The sight of land was a forewarning of approach to Aden, and late at night, some hours after dark, anchor was dropped outside the harbour.

There was little sleep for anyone on board at Aden, unless you had cast-iron nerves and hearing, for coaling was started almost immediately the ship anchored, and continued throughout the night. The uproar of a thousand puny jabbering Lascars, and the run of the coal down the chutes, made merry music for devils’ ears, but not for sleepless Tommies.

Next morning, before sailing, Aden was viewed from the ship’s side, but it was too far to land to glean much. The settlement was at the base of towering ragged mountains and, judging by the gathering of houses close to the shore front, it was apparently a small place, and principally a military station.

Here, for the first time, numbers of that well-known camp thief, the Egyptian kite, were seen gathering their food by robbing the defenceless gulls of the meat scraps that they picked up overboard.

NEARING EAST AFRICA

At 10.30 a.m. Aden was left behind. It was the final port en route, and the ship steamed down the Gulf against a light headwind on the last lap of the voyage. She was soon well out to sea, and land was not sighted again until, six days later, her destination was approached. The third day out from Aden, in dead calm weather in the Indian Ocean, the best run of the voyage was recorded—337 miles.

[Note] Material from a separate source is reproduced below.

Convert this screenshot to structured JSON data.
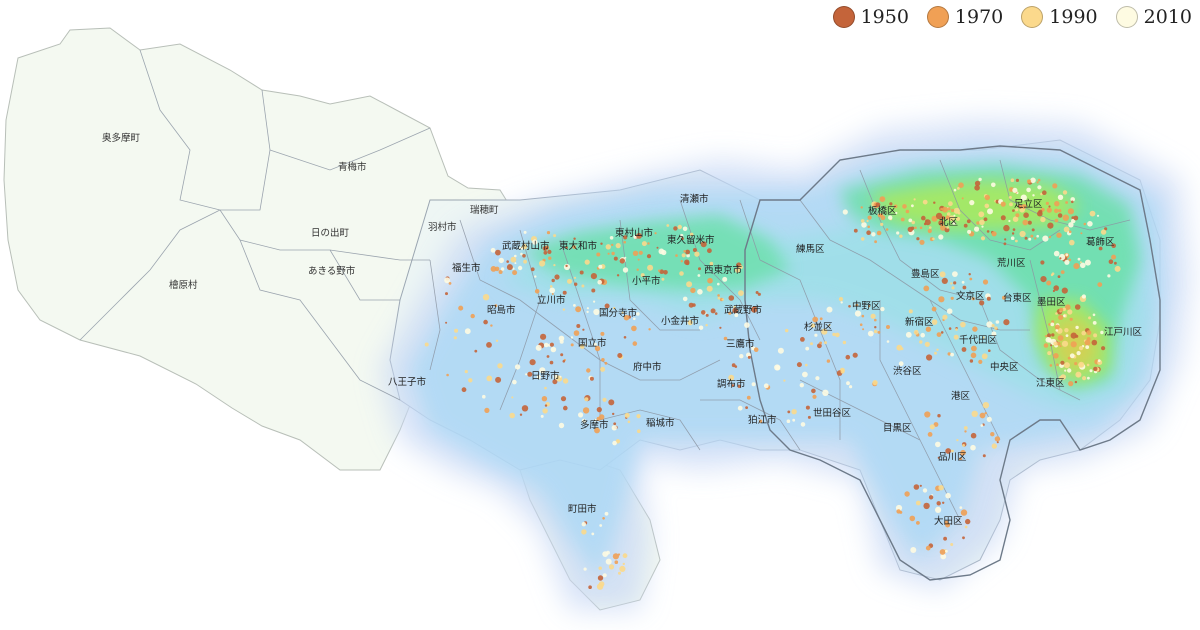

Otherwise the final days were uneventful, except that there was a good deal of bustle and confusion in preparation to land. Arms and ammunition were issued, equipment fitted, and everything got in readiness for the journey up country to the frontier, which was to be immediately undertaken on arrival in port.

On the morning of the 4th of May the battalion landed at Mombasa—twenty-four days after our departure from Plymouth.

The bugle sounded Réveillé at 5 a.m.—one hour earlier than usual; and while all were dressing, low-lying shore came into sight, rich with abundant tropical tree growth, and green, for it was the rainy season and leaf was new. A little later the ship anchored in the harbour of Kilindini, and, in due course, commenced the disembarkation of troops and stores into barges, and thence to the landings on shore. It was late evening ere the labours of transportation had ceased and all were landed and entrained, ready to proceed up country in the narrow, antiquated, wood-seated carriages of which the train was composed.

There had been no time for cooking, and everyone was hungry, for the last meal had been at 12 noon on the previous day. However, some hours after commencing the train journey, the train was stopped at a small wayside station about midnight, and hot tea and rations were served to the famishing troops. In after days all knew much more about going hungry—not for a day, but for many days—but, looking back now, it was strange that the very first experience in Africa was one of short rations and lean “interiors.”

Thus an imperial unit had come to East Africa; to join Indian and Native African forces already holding the frontier against the enemy in German East Africa.